En una sartén calentamos aceite y freímos la cebolla y el ajo. Lo pochamos todo muy bien y a continuación echamos la pechuga de pollo troceada, añadimos perejil picado y una cucharada de canela molida.

(Como os comenté la receta original es con cordero pero en mi casa no les gusta a todos).

Sofreímos durante unos minutos a fuego suave, sin dejar de remover. Agregamos el tomate y un chorrito de vino blanco, dejamos que se reduzca todo hasta que nos quede una salsa compacta. Aproximadamente unos 15 minutos.

Preparamos la bechamel:
Derretimos la mantequilla en una sartén a fuego lento y con cuidado, pues se quema con facilidad.

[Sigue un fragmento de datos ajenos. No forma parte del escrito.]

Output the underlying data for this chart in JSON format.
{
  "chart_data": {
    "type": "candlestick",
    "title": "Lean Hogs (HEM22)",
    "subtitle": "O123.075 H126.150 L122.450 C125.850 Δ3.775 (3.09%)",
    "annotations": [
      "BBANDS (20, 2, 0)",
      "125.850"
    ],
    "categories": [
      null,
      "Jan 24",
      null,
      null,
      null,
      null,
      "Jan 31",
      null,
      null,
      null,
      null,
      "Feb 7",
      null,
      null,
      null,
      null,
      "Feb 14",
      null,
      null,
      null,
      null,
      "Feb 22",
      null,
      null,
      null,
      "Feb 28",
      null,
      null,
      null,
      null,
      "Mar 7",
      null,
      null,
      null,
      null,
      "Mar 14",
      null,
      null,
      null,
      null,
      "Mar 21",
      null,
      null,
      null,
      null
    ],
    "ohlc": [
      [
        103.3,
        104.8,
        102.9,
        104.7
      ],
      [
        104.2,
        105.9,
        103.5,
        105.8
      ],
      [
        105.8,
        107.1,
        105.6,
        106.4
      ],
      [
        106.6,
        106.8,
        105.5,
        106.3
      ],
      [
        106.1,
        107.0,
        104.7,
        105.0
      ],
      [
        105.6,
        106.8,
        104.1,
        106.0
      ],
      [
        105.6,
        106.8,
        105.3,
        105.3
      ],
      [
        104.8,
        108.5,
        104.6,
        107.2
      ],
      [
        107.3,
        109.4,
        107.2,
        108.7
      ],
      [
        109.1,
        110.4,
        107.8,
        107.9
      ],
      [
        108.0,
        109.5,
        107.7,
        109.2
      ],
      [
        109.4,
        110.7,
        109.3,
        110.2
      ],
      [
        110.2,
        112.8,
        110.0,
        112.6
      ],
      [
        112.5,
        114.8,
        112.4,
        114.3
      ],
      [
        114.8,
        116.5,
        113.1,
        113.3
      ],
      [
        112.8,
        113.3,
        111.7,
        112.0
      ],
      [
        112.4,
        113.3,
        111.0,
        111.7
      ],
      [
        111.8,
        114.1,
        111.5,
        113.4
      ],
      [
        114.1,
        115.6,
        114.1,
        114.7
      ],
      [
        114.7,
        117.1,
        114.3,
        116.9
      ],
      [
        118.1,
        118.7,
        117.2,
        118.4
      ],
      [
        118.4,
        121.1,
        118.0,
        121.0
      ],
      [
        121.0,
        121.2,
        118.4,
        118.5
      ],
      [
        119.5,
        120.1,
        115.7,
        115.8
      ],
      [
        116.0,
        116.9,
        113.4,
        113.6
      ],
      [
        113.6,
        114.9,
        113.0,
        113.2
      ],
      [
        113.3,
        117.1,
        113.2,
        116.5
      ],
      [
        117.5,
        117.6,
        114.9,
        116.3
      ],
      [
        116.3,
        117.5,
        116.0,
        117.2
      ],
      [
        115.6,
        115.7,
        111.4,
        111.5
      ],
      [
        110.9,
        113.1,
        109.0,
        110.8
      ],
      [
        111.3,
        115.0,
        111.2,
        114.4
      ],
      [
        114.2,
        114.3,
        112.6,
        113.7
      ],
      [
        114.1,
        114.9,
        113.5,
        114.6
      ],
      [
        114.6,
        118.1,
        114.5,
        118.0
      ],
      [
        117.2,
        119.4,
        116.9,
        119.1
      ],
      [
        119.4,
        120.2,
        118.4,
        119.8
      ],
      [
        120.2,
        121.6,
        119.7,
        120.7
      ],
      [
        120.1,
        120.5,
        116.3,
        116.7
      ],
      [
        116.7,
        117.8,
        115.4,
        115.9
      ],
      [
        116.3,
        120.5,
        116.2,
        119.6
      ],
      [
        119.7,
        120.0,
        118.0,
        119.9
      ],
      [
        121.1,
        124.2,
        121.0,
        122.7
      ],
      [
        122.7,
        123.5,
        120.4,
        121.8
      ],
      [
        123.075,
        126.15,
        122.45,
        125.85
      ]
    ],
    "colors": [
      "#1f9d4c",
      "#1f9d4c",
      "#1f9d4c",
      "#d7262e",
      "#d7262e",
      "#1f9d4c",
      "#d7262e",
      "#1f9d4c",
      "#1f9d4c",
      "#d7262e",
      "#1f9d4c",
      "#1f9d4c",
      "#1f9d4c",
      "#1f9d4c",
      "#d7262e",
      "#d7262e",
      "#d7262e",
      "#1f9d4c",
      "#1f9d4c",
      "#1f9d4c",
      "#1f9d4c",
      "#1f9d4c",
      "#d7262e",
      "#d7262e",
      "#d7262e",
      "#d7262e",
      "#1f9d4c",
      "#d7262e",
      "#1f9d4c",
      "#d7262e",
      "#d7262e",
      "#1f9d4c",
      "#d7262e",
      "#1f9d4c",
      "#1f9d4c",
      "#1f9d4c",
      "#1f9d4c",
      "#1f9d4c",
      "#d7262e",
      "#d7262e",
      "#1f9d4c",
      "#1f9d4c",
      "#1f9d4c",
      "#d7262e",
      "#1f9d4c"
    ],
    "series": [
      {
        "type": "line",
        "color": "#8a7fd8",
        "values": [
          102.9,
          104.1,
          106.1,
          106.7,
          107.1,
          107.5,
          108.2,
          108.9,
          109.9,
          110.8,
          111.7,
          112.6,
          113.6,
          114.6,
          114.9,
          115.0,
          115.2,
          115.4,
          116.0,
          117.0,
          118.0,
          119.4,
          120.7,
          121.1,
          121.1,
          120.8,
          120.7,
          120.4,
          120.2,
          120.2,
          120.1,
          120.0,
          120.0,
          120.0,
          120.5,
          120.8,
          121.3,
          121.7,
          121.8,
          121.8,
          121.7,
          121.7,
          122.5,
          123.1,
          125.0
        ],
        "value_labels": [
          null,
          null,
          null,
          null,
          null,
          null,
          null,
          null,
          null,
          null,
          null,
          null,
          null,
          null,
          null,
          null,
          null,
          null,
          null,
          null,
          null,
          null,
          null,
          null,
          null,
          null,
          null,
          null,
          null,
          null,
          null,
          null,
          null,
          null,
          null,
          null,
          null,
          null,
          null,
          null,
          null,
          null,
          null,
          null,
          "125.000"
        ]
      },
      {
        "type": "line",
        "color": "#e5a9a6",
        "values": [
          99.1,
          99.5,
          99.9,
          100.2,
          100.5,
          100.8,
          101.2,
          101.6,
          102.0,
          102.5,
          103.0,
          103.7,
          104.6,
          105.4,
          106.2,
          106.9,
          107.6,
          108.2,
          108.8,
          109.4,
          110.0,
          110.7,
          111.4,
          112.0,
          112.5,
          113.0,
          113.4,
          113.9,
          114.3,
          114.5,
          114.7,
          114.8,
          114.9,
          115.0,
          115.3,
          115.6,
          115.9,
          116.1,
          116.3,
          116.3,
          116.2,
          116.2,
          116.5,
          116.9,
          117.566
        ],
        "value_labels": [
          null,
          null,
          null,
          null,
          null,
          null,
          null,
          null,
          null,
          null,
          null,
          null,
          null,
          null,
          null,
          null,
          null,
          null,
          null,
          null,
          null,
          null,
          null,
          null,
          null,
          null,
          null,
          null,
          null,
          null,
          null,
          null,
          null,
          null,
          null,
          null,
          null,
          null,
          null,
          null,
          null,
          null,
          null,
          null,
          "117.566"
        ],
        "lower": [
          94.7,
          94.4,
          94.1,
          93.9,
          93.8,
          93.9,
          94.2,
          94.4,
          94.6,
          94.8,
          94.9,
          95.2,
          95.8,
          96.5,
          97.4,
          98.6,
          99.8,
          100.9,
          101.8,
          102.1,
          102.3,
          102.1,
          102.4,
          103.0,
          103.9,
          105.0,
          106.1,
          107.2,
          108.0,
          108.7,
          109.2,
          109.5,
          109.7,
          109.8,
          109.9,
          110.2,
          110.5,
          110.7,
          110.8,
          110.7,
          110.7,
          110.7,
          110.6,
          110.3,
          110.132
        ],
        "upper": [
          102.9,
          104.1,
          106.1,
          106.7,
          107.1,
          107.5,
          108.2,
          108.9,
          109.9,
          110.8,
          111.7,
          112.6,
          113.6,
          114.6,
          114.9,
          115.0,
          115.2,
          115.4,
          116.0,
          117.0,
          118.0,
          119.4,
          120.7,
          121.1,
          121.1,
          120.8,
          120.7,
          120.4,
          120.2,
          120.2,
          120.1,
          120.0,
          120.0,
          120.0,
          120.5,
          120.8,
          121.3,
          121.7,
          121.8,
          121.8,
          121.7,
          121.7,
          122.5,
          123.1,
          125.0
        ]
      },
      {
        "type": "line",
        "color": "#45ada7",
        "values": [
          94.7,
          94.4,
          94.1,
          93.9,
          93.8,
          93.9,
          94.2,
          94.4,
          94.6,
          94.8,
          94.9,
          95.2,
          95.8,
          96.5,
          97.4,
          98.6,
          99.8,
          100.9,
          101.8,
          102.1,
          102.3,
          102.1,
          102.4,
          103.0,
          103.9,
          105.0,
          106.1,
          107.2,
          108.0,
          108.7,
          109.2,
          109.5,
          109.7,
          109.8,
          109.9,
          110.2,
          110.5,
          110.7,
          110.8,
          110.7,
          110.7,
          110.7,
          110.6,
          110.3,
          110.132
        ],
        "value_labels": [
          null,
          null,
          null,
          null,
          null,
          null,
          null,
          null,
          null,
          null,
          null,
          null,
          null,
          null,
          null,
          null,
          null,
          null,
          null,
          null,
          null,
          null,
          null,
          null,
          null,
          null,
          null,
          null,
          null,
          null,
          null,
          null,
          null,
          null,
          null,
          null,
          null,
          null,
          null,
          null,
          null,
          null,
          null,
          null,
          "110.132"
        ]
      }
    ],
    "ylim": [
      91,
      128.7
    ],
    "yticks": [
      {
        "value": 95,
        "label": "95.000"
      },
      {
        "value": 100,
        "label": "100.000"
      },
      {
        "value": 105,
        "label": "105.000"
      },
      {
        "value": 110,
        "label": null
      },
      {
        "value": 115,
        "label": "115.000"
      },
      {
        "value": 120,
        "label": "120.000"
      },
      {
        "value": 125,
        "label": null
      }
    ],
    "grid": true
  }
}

Cuando la mantequilla haya adquirido un ligero tono tostado, incorporamos la harina. Con la ayuda de unas varillas, removemos hasta que la harina se haya disuelto completamente con la mantequilla. Cocinamos la preparación durante 4 o 5 minutos para que la harina pierda el sabor a crudo.

Ahora, con el fuego bajo, vertemos la leche poco a poco y sin parar de remover. Echamos primero un chorrito de leche y emulsionamos todos los ingredientes; luego, otro poquito. Este es el mejor truco para que no salgan grumos. Si añadimos la leche de golpe, a la harina no le da tiempo a disolverse bien.

Cuando hayamos incorporado toda la leche y esté la crema bien emulsionada, retiramos del fuego. Dejamos que se temple un poco y condimentamos con sal y nuez moscada. Agregamos también 3 o 4 cucharadas de queso parmesano y los dos huevos. Es importante que no esté caliente del todo porque queremos que los huevos se cuajen durante el horneado final, no ahora. Reservamos esta bechamel.

Vamos precalentando el horno a unos 180º C para que esté caliente cuando la metamos.

Para montar la moussaka engrasamos el fondo de la fuente con un poco del aceite sobrante de freír la berenjena.

Ponemos una capa de rodajas de berenjena y encima una capa del sofrito, la siguiente de bechamel y repetimos hasta tener 2 pisos.

Finalmente rematamos con bastante bechamel Y la última capa de queso rallado para gratinar.

Introducimos  en el horno   unos 20 minutos dependiendo del horno  a 180º C con calor arriba y abajo. Y los últimos 5 minutos sólo con el gratinador para que quede crujiente.